It was a random Sunday night, and I was wondering about language modelling when something clicked. There is this famous experiment in probability called the Infinite Monkey Theorem, which states that a monkey hitting keys at random on a typewriter keyboard for an infinite amount of time will almost surely type complete works of Shakespeare. In fact, the monkey would type every possible finite text an infinite number of time. The probability of happening such events is exteremly low but technically not zero. Let's use this fact together with the capabilities of Language Modelling we have today. We'll twist the rules a little bit to better asses the experiment.
Imagine yourself as the monkey in this scenario, but instead of having to type the entire Shakespeare, we'll be typing arithmetic equations. The domain is a little restricted, with little characters(0-9 and binary arithmetic operators) which is ideal given the scope of the experiment. We'll feed this arithmetic data to a GPT-2 inspired model, and check for the validity of the arithmetic equation. If this experiment is repeated for several iterations - What is the probability the random Language Model will spit a correct arithmetic equation(with no domain knowledge whatsoever) ?

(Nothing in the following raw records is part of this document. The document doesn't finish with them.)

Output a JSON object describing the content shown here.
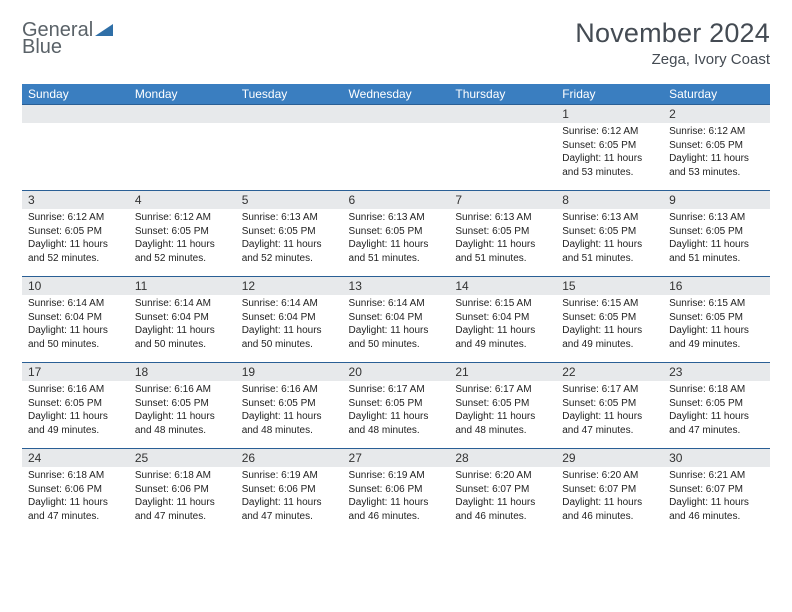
{
  "logo": {
    "word1": "General",
    "word2": "Blue"
  },
  "title": "November 2024",
  "location": "Zega, Ivory Coast",
  "colors": {
    "header_bg": "#3a7ec0",
    "header_text": "#ffffff",
    "row_border": "#2a5f95",
    "daybar_bg": "#e7e9eb",
    "body_text": "#333333",
    "logo_gray": "#5a6268",
    "logo_blue": "#2f6fa7"
  },
  "weekdays": [
    "Sunday",
    "Monday",
    "Tuesday",
    "Wednesday",
    "Thursday",
    "Friday",
    "Saturday"
  ],
  "weeks": [
    [
      null,
      null,
      null,
      null,
      null,
      {
        "n": "1",
        "sunrise": "6:12 AM",
        "sunset": "6:05 PM",
        "day_h": "11",
        "day_m": "53"
      },
      {
        "n": "2",
        "sunrise": "6:12 AM",
        "sunset": "6:05 PM",
        "day_h": "11",
        "day_m": "53"
      }
    ],
    [
      {
        "n": "3",
        "sunrise": "6:12 AM",
        "sunset": "6:05 PM",
        "day_h": "11",
        "day_m": "52"
      },
      {
        "n": "4",
        "sunrise": "6:12 AM",
        "sunset": "6:05 PM",
        "day_h": "11",
        "day_m": "52"
      },
      {
        "n": "5",
        "sunrise": "6:13 AM",
        "sunset": "6:05 PM",
        "day_h": "11",
        "day_m": "52"
      },
      {
        "n": "6",
        "sunrise": "6:13 AM",
        "sunset": "6:05 PM",
        "day_h": "11",
        "day_m": "51"
      },
      {
        "n": "7",
        "sunrise": "6:13 AM",
        "sunset": "6:05 PM",
        "day_h": "11",
        "day_m": "51"
      },
      {
        "n": "8",
        "sunrise": "6:13 AM",
        "sunset": "6:05 PM",
        "day_h": "11",
        "day_m": "51"
      },
      {
        "n": "9",
        "sunrise": "6:13 AM",
        "sunset": "6:05 PM",
        "day_h": "11",
        "day_m": "51"
      }
    ],
    [
      {
        "n": "10",
        "sunrise": "6:14 AM",
        "sunset": "6:04 PM",
        "day_h": "11",
        "day_m": "50"
      },
      {
        "n": "11",
        "sunrise": "6:14 AM",
        "sunset": "6:04 PM",
        "day_h": "11",
        "day_m": "50"
      },
      {
        "n": "12",
        "sunrise": "6:14 AM",
        "sunset": "6:04 PM",
        "day_h": "11",
        "day_m": "50"
      },
      {
        "n": "13",
        "sunrise": "6:14 AM",
        "sunset": "6:04 PM",
        "day_h": "11",
        "day_m": "50"
      },
      {
        "n": "14",
        "sunrise": "6:15 AM",
        "sunset": "6:04 PM",
        "day_h": "11",
        "day_m": "49"
      },
      {
        "n": "15",
        "sunrise": "6:15 AM",
        "sunset": "6:05 PM",
        "day_h": "11",
        "day_m": "49"
      },
      {
        "n": "16",
        "sunrise": "6:15 AM",
        "sunset": "6:05 PM",
        "day_h": "11",
        "day_m": "49"
      }
    ],
    [
      {
        "n": "17",
        "sunrise": "6:16 AM",
        "sunset": "6:05 PM",
        "day_h": "11",
        "day_m": "49"
      },
      {
        "n": "18",
        "sunrise": "6:16 AM",
        "sunset": "6:05 PM",
        "day_h": "11",
        "day_m": "48"
      },
      {
        "n": "19",
        "sunrise": "6:16 AM",
        "sunset": "6:05 PM",
        "day_h": "11",
        "day_m": "48"
      },
      {
        "n": "20",
        "sunrise": "6:17 AM",
        "sunset": "6:05 PM",
        "day_h": "11",
        "day_m": "48"
      },
      {
        "n": "21",
        "sunrise": "6:17 AM",
        "sunset": "6:05 PM",
        "day_h": "11",
        "day_m": "48"
      },
      {
        "n": "22",
        "sunrise": "6:17 AM",
        "sunset": "6:05 PM",
        "day_h": "11",
        "day_m": "47"
      },
      {
        "n": "23",
        "sunrise": "6:18 AM",
        "sunset": "6:05 PM",
        "day_h": "11",
        "day_m": "47"
      }
    ],
    [
      {
        "n": "24",
        "sunrise": "6:18 AM",
        "sunset": "6:06 PM",
        "day_h": "11",
        "day_m": "47"
      },
      {
        "n": "25",
        "sunrise": "6:18 AM",
        "sunset": "6:06 PM",
        "day_h": "11",
        "day_m": "47"
      },
      {
        "n": "26",
        "sunrise": "6:19 AM",
        "sunset": "6:06 PM",
        "day_h": "11",
        "day_m": "47"
      },
      {
        "n": "27",
        "sunrise": "6:19 AM",
        "sunset": "6:06 PM",
        "day_h": "11",
        "day_m": "46"
      },
      {
        "n": "28",
        "sunrise": "6:20 AM",
        "sunset": "6:07 PM",
        "day_h": "11",
        "day_m": "46"
      },
      {
        "n": "29",
        "sunrise": "6:20 AM",
        "sunset": "6:07 PM",
        "day_h": "11",
        "day_m": "46"
      },
      {
        "n": "30",
        "sunrise": "6:21 AM",
        "sunset": "6:07 PM",
        "day_h": "11",
        "day_m": "46"
      }
    ]
  ],
  "labels": {
    "sunrise": "Sunrise: ",
    "sunset": "Sunset: ",
    "daylight_prefix": "Daylight: ",
    "hours_word": " hours",
    "and_word": "and ",
    "minutes_word": " minutes."
  }
}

We'll be implementing GPT-2 from scratch - inspired by the excellent tutorial by @karparthy. But instead of providing some normal data, we'll be creating a dataset of arithmetic equations and feed it to the Language Model we'll be calling P-GLAm(Pascal GPT Language Arithmetic model - named after the founder of this idea, Blaise Pascal) from now on. Then, we'll allow P-GLAm yo spit out random arithmetic expressions and we'll check the validity of the statements using sympy evaluator and analyze the results. Can we really have valid arithmetic expressions being generated by P-GLAm ? We'll find out for sure.
I was greatly limited by the compute capability of hardware. I tried replicating the experiments on both Kaggle and Colaboratory(both Tesla T4 and P100 GPU) - but since I had access to free plan, I couldn't generate more than 5000 tokens without exhausting the resources.
Will be updated after initial tests. But still, the results are promising, the P-GLaM baseline model(3.87 M parameters) 'improved' the probability of generating corrected mathematical expression from 0.54 to 0.59 - indicating little improvement. Any further conclusion needs more data.